Combining makers into panels with CA19-9 improved on the discrimination provided by CA19-9 alone in different clinical scenarios: (1) for pancreatic cancer patients without jaundice compared with healthy subjects; and (2) for pancreatic cancer patients with jaundice vs benign disease subjects with jaundice. Discriminating pancreatic cancer from CP patients remains a real challenge, whether jaundice is present or not. Although, a panel of CA19-9, Reg3A and PIGR resulted in improved sensitivity for non-jaundiced PDAC patients over non-jaundiced CP, this was at the expense of specificity. All of the marker panels in this study merit validation in independent, larger patient cohorts.

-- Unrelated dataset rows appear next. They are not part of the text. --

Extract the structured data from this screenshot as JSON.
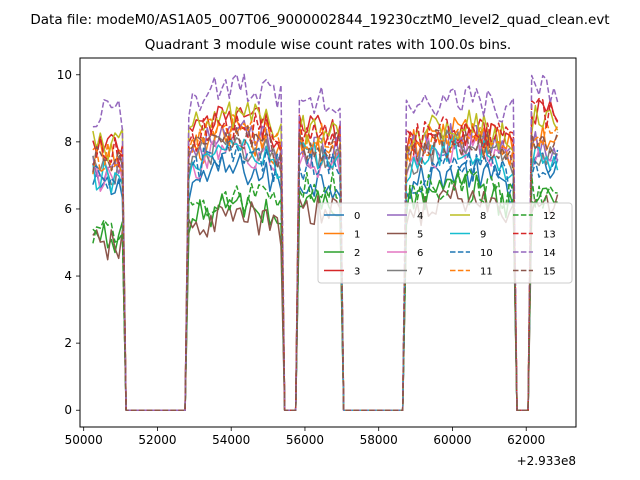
{
  "figure": {
    "suptitle": "Data file: modeM0/AS1A05_007T06_9000002844_19230cztM0_level2_quad_clean.evt",
    "title": "Quadrant 3 module wise count rates with 100.0s bins.",
    "x_offset_label": "+2.933e8"
  },
  "chart_data": {
    "type": "line",
    "title": "Quadrant 3 module wise count rates with 100.0s bins.",
    "xlabel": "",
    "ylabel": "",
    "x_offset": 293300000,
    "xlim": [
      49900,
      63350
    ],
    "ylim": [
      -0.5,
      10.5
    ],
    "xticks": [
      50000,
      52000,
      54000,
      56000,
      58000,
      60000,
      62000
    ],
    "yticks": [
      0,
      2,
      4,
      6,
      8,
      10
    ],
    "grid": false,
    "legend": {
      "placement": "center-right",
      "ncol": 4
    },
    "segments": [
      {
        "x_start": 50250,
        "x_end": 51050
      },
      {
        "x_start": 52850,
        "x_end": 55350
      },
      {
        "x_start": 55850,
        "x_end": 56950
      },
      {
        "x_start": 58750,
        "x_end": 61650
      },
      {
        "x_start": 62150,
        "x_end": 62850
      }
    ],
    "gaps": [
      {
        "x_start": 51150,
        "x_end": 52750
      },
      {
        "x_start": 55450,
        "x_end": 55750
      },
      {
        "x_start": 57050,
        "x_end": 58650
      },
      {
        "x_start": 61750,
        "x_end": 62050
      }
    ],
    "series": [
      {
        "name": "0",
        "color": "#1f77b4",
        "dash": "solid",
        "level": [
          6.6,
          6.7,
          6.8,
          6.6,
          7.2
        ]
      },
      {
        "name": "1",
        "color": "#ff7f0e",
        "dash": "solid",
        "level": [
          7.6,
          7.6,
          7.8,
          7.8,
          8.1
        ]
      },
      {
        "name": "2",
        "color": "#2ca02c",
        "dash": "solid",
        "level": [
          5.2,
          5.6,
          6.2,
          6.1,
          6.3
        ]
      },
      {
        "name": "3",
        "color": "#d62728",
        "dash": "solid",
        "level": [
          7.8,
          8.2,
          8.4,
          7.9,
          8.9
        ]
      },
      {
        "name": "4",
        "color": "#9467bd",
        "dash": "solid",
        "level": [
          7.3,
          7.7,
          7.7,
          7.6,
          7.9
        ]
      },
      {
        "name": "5",
        "color": "#8c564b",
        "dash": "solid",
        "level": [
          4.9,
          5.3,
          5.9,
          5.8,
          6.1
        ]
      },
      {
        "name": "6",
        "color": "#e377c2",
        "dash": "solid",
        "level": [
          7.0,
          7.2,
          7.4,
          7.3,
          7.5
        ]
      },
      {
        "name": "7",
        "color": "#7f7f7f",
        "dash": "solid",
        "level": [
          7.2,
          7.4,
          7.6,
          7.4,
          7.7
        ]
      },
      {
        "name": "8",
        "color": "#bcbd22",
        "dash": "solid",
        "level": [
          7.9,
          8.3,
          8.4,
          8.0,
          8.6
        ]
      },
      {
        "name": "9",
        "color": "#17becf",
        "dash": "solid",
        "level": [
          6.9,
          7.2,
          7.5,
          7.2,
          7.6
        ]
      },
      {
        "name": "10",
        "color": "#1f77b4",
        "dash": "dashed",
        "level": [
          6.8,
          7.1,
          7.3,
          6.8,
          7.4
        ]
      },
      {
        "name": "11",
        "color": "#ff7f0e",
        "dash": "dashed",
        "level": [
          7.5,
          7.9,
          8.1,
          7.7,
          8.3
        ]
      },
      {
        "name": "12",
        "color": "#2ca02c",
        "dash": "dashed",
        "level": [
          5.4,
          5.9,
          6.6,
          6.3,
          6.5
        ]
      },
      {
        "name": "13",
        "color": "#d62728",
        "dash": "dashed",
        "level": [
          7.7,
          8.0,
          8.2,
          7.9,
          8.8
        ]
      },
      {
        "name": "14",
        "color": "#9467bd",
        "dash": "dashed",
        "level": [
          8.8,
          9.2,
          9.3,
          8.8,
          9.6
        ]
      },
      {
        "name": "15",
        "color": "#8c564b",
        "dash": "dashed",
        "level": [
          7.4,
          7.6,
          7.8,
          7.5,
          7.9
        ]
      }
    ]
  }
}
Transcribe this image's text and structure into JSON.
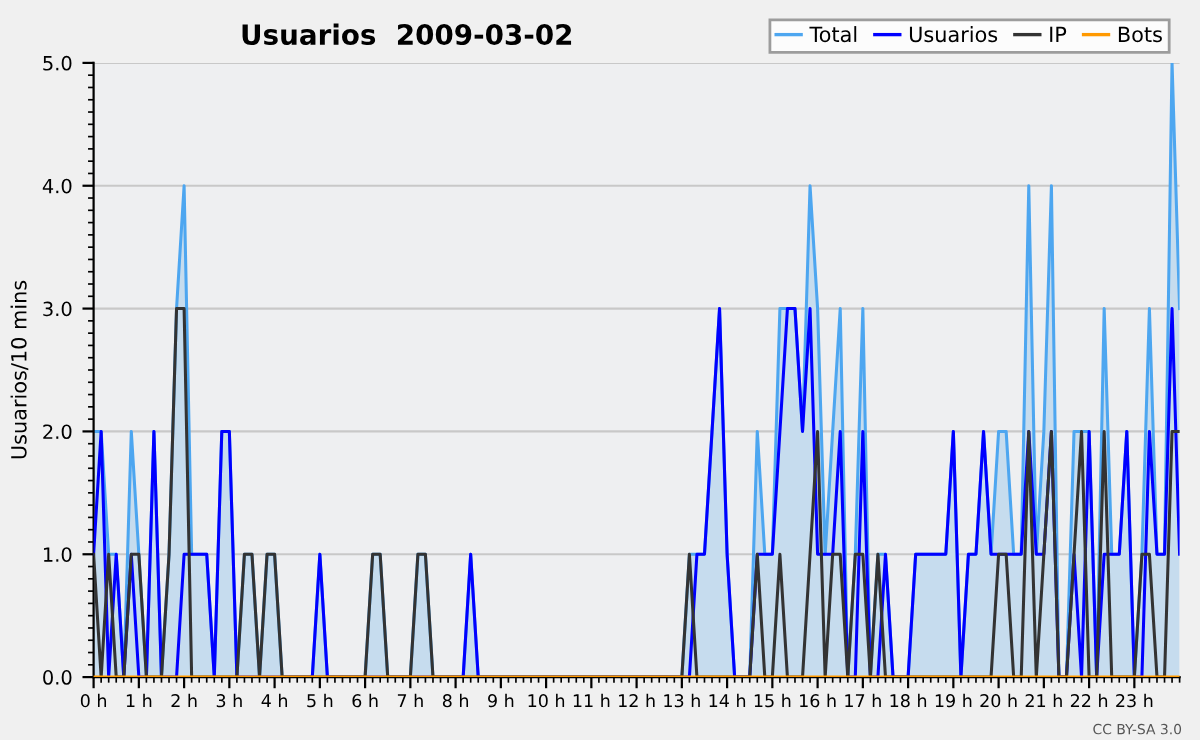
{
  "chart_data": {
    "type": "line",
    "title": "Usuarios  2009-03-02",
    "ylabel": "Usuarios/10 mins",
    "x": [
      0,
      0.167,
      0.333,
      0.5,
      0.667,
      0.833,
      1,
      1.167,
      1.333,
      1.5,
      1.667,
      1.833,
      2,
      2.167,
      2.333,
      2.5,
      2.667,
      2.833,
      3,
      3.167,
      3.333,
      3.5,
      3.667,
      3.833,
      4,
      4.167,
      4.333,
      4.5,
      4.667,
      4.833,
      5,
      5.167,
      5.333,
      5.5,
      5.667,
      5.833,
      6,
      6.167,
      6.333,
      6.5,
      6.667,
      6.833,
      7,
      7.167,
      7.333,
      7.5,
      7.667,
      7.833,
      8,
      8.167,
      8.333,
      8.5,
      8.667,
      8.833,
      9,
      9.167,
      9.333,
      9.5,
      9.667,
      9.833,
      10,
      10.167,
      10.333,
      10.5,
      10.667,
      10.833,
      11,
      11.167,
      11.333,
      11.5,
      11.667,
      11.833,
      12,
      12.167,
      12.333,
      12.5,
      12.667,
      12.833,
      13,
      13.167,
      13.333,
      13.5,
      13.667,
      13.833,
      14,
      14.167,
      14.333,
      14.5,
      14.667,
      14.833,
      15,
      15.167,
      15.333,
      15.5,
      15.667,
      15.833,
      16,
      16.167,
      16.333,
      16.5,
      16.667,
      16.833,
      17,
      17.167,
      17.333,
      17.5,
      17.667,
      17.833,
      18,
      18.167,
      18.333,
      18.5,
      18.667,
      18.833,
      19,
      19.167,
      19.333,
      19.5,
      19.667,
      19.833,
      20,
      20.167,
      20.333,
      20.5,
      20.667,
      20.833,
      21,
      21.167,
      21.333,
      21.5,
      21.667,
      21.833,
      22,
      22.167,
      22.333,
      22.5,
      22.667,
      22.833,
      23,
      23.167,
      23.333,
      23.5,
      23.667,
      23.833,
      24
    ],
    "series": [
      {
        "name": "Total",
        "type": "area",
        "color": "#4da6f0",
        "values": [
          2,
          2,
          1,
          1,
          0,
          2,
          1,
          0,
          2,
          0,
          1,
          3,
          4,
          1,
          1,
          1,
          0,
          2,
          2,
          0,
          1,
          1,
          0,
          1,
          1,
          0,
          0,
          0,
          0,
          0,
          1,
          0,
          0,
          0,
          0,
          0,
          0,
          1,
          1,
          0,
          0,
          0,
          0,
          1,
          1,
          0,
          0,
          0,
          0,
          0,
          1,
          0,
          0,
          0,
          0,
          0,
          0,
          0,
          0,
          0,
          0,
          0,
          0,
          0,
          0,
          0,
          0,
          0,
          0,
          0,
          0,
          0,
          0,
          0,
          0,
          0,
          0,
          0,
          0,
          1,
          1,
          1,
          2,
          3,
          1,
          0,
          0,
          0,
          2,
          1,
          1,
          3,
          3,
          3,
          2,
          4,
          3,
          1,
          2,
          3,
          0,
          1,
          3,
          0,
          1,
          1,
          0,
          0,
          0,
          1,
          1,
          1,
          1,
          1,
          2,
          0,
          1,
          1,
          2,
          1,
          2,
          2,
          1,
          1,
          4,
          1,
          2,
          4,
          0,
          0,
          2,
          2,
          2,
          0,
          3,
          1,
          1,
          2,
          0,
          1,
          3,
          1,
          1,
          5,
          3
        ]
      },
      {
        "name": "Usuarios",
        "color": "#0000ff",
        "values": [
          1,
          2,
          0,
          1,
          0,
          1,
          0,
          0,
          2,
          0,
          0,
          0,
          1,
          1,
          1,
          1,
          0,
          2,
          2,
          0,
          0,
          0,
          0,
          0,
          0,
          0,
          0,
          0,
          0,
          0,
          1,
          0,
          0,
          0,
          0,
          0,
          0,
          0,
          0,
          0,
          0,
          0,
          0,
          0,
          0,
          0,
          0,
          0,
          0,
          0,
          1,
          0,
          0,
          0,
          0,
          0,
          0,
          0,
          0,
          0,
          0,
          0,
          0,
          0,
          0,
          0,
          0,
          0,
          0,
          0,
          0,
          0,
          0,
          0,
          0,
          0,
          0,
          0,
          0,
          0,
          1,
          1,
          2,
          3,
          1,
          0,
          0,
          0,
          1,
          1,
          1,
          2,
          3,
          3,
          2,
          3,
          1,
          1,
          1,
          2,
          0,
          0,
          2,
          0,
          0,
          1,
          0,
          0,
          0,
          1,
          1,
          1,
          1,
          1,
          2,
          0,
          1,
          1,
          2,
          1,
          1,
          1,
          1,
          1,
          2,
          1,
          1,
          2,
          0,
          0,
          1,
          0,
          2,
          0,
          1,
          1,
          1,
          2,
          0,
          0,
          2,
          1,
          1,
          3,
          1
        ]
      },
      {
        "name": "IP",
        "color": "#333333",
        "values": [
          1,
          0,
          1,
          0,
          0,
          1,
          1,
          0,
          0,
          0,
          1,
          3,
          3,
          0,
          0,
          0,
          0,
          0,
          0,
          0,
          1,
          1,
          0,
          1,
          1,
          0,
          0,
          0,
          0,
          0,
          0,
          0,
          0,
          0,
          0,
          0,
          0,
          1,
          1,
          0,
          0,
          0,
          0,
          1,
          1,
          0,
          0,
          0,
          0,
          0,
          0,
          0,
          0,
          0,
          0,
          0,
          0,
          0,
          0,
          0,
          0,
          0,
          0,
          0,
          0,
          0,
          0,
          0,
          0,
          0,
          0,
          0,
          0,
          0,
          0,
          0,
          0,
          0,
          0,
          1,
          0,
          0,
          0,
          0,
          0,
          0,
          0,
          0,
          1,
          0,
          0,
          1,
          0,
          0,
          0,
          1,
          2,
          0,
          1,
          1,
          0,
          1,
          1,
          0,
          1,
          0,
          0,
          0,
          0,
          0,
          0,
          0,
          0,
          0,
          0,
          0,
          0,
          0,
          0,
          0,
          1,
          1,
          0,
          0,
          2,
          0,
          1,
          2,
          0,
          0,
          1,
          2,
          0,
          0,
          2,
          0,
          0,
          0,
          0,
          1,
          1,
          0,
          0,
          2,
          2
        ]
      },
      {
        "name": "Bots",
        "color": "#ff9900",
        "values": [
          0,
          0,
          0,
          0,
          0,
          0,
          0,
          0,
          0,
          0,
          0,
          0,
          0,
          0,
          0,
          0,
          0,
          0,
          0,
          0,
          0,
          0,
          0,
          0,
          0,
          0,
          0,
          0,
          0,
          0,
          0,
          0,
          0,
          0,
          0,
          0,
          0,
          0,
          0,
          0,
          0,
          0,
          0,
          0,
          0,
          0,
          0,
          0,
          0,
          0,
          0,
          0,
          0,
          0,
          0,
          0,
          0,
          0,
          0,
          0,
          0,
          0,
          0,
          0,
          0,
          0,
          0,
          0,
          0,
          0,
          0,
          0,
          0,
          0,
          0,
          0,
          0,
          0,
          0,
          0,
          0,
          0,
          0,
          0,
          0,
          0,
          0,
          0,
          0,
          0,
          0,
          0,
          0,
          0,
          0,
          0,
          0,
          0,
          0,
          0,
          0,
          0,
          0,
          0,
          0,
          0,
          0,
          0,
          0,
          0,
          0,
          0,
          0,
          0,
          0,
          0,
          0,
          0,
          0,
          0,
          0,
          0,
          0,
          0,
          0,
          0,
          0,
          0,
          0,
          0,
          0,
          0,
          0,
          0,
          0,
          0,
          0,
          0,
          0,
          0,
          0,
          0,
          0,
          0,
          0
        ]
      }
    ],
    "xlim": [
      0,
      24
    ],
    "xticks": [
      {
        "value": 0,
        "label": "0 h"
      },
      {
        "value": 1,
        "label": "1 h"
      },
      {
        "value": 2,
        "label": "2 h"
      },
      {
        "value": 3,
        "label": "3 h"
      },
      {
        "value": 4,
        "label": "4 h"
      },
      {
        "value": 5,
        "label": "5 h"
      },
      {
        "value": 6,
        "label": "6 h"
      },
      {
        "value": 7,
        "label": "7 h"
      },
      {
        "value": 8,
        "label": "8 h"
      },
      {
        "value": 9,
        "label": "9 h"
      },
      {
        "value": 10,
        "label": "10 h"
      },
      {
        "value": 11,
        "label": "11 h"
      },
      {
        "value": 12,
        "label": "12 h"
      },
      {
        "value": 13,
        "label": "13 h"
      },
      {
        "value": 14,
        "label": "14 h"
      },
      {
        "value": 15,
        "label": "15 h"
      },
      {
        "value": 16,
        "label": "16 h"
      },
      {
        "value": 17,
        "label": "17 h"
      },
      {
        "value": 18,
        "label": "18 h"
      },
      {
        "value": 19,
        "label": "19 h"
      },
      {
        "value": 20,
        "label": "20 h"
      },
      {
        "value": 21,
        "label": "21 h"
      },
      {
        "value": 22,
        "label": "22 h"
      },
      {
        "value": 23,
        "label": "23 h"
      }
    ],
    "ylim": [
      0,
      5
    ],
    "yticks": [
      {
        "value": 0,
        "label": "0.0"
      },
      {
        "value": 1,
        "label": "1.0"
      },
      {
        "value": 2,
        "label": "2.0"
      },
      {
        "value": 3,
        "label": "3.0"
      },
      {
        "value": 4,
        "label": "4.0"
      },
      {
        "value": 5,
        "label": "5.0"
      }
    ],
    "grid": "y",
    "legend": "top right",
    "marker": "none",
    "line_style": "solid",
    "annotations": [
      "CC BY-SA 3.0"
    ]
  }
}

The limitations of this study include the use of pooled samples for discovery and the relatively small sample sizes. Although sample pooling was undertaken for reasons of quantity of sample required and cost, it is not ideal as outlier samples could mask other samples. Nonetheless, all of the markers were validated in individual, independent samples, so the data presented are robust. The samples used in the discovery phase of this project were uniquely from male subjects. Although this minimised potential variation because of gender, it also means that candidate proteins, elevated in females only, will have been overlooked. On validation, we observed no gender differences in protein levels.

Further advances in proteomic technologies, enabling greater proteome coverage, combined with analysis of carefully selected samples, should allow the identification and development of cancer-specific biomarkers for the improved detection of pancreatic cancer.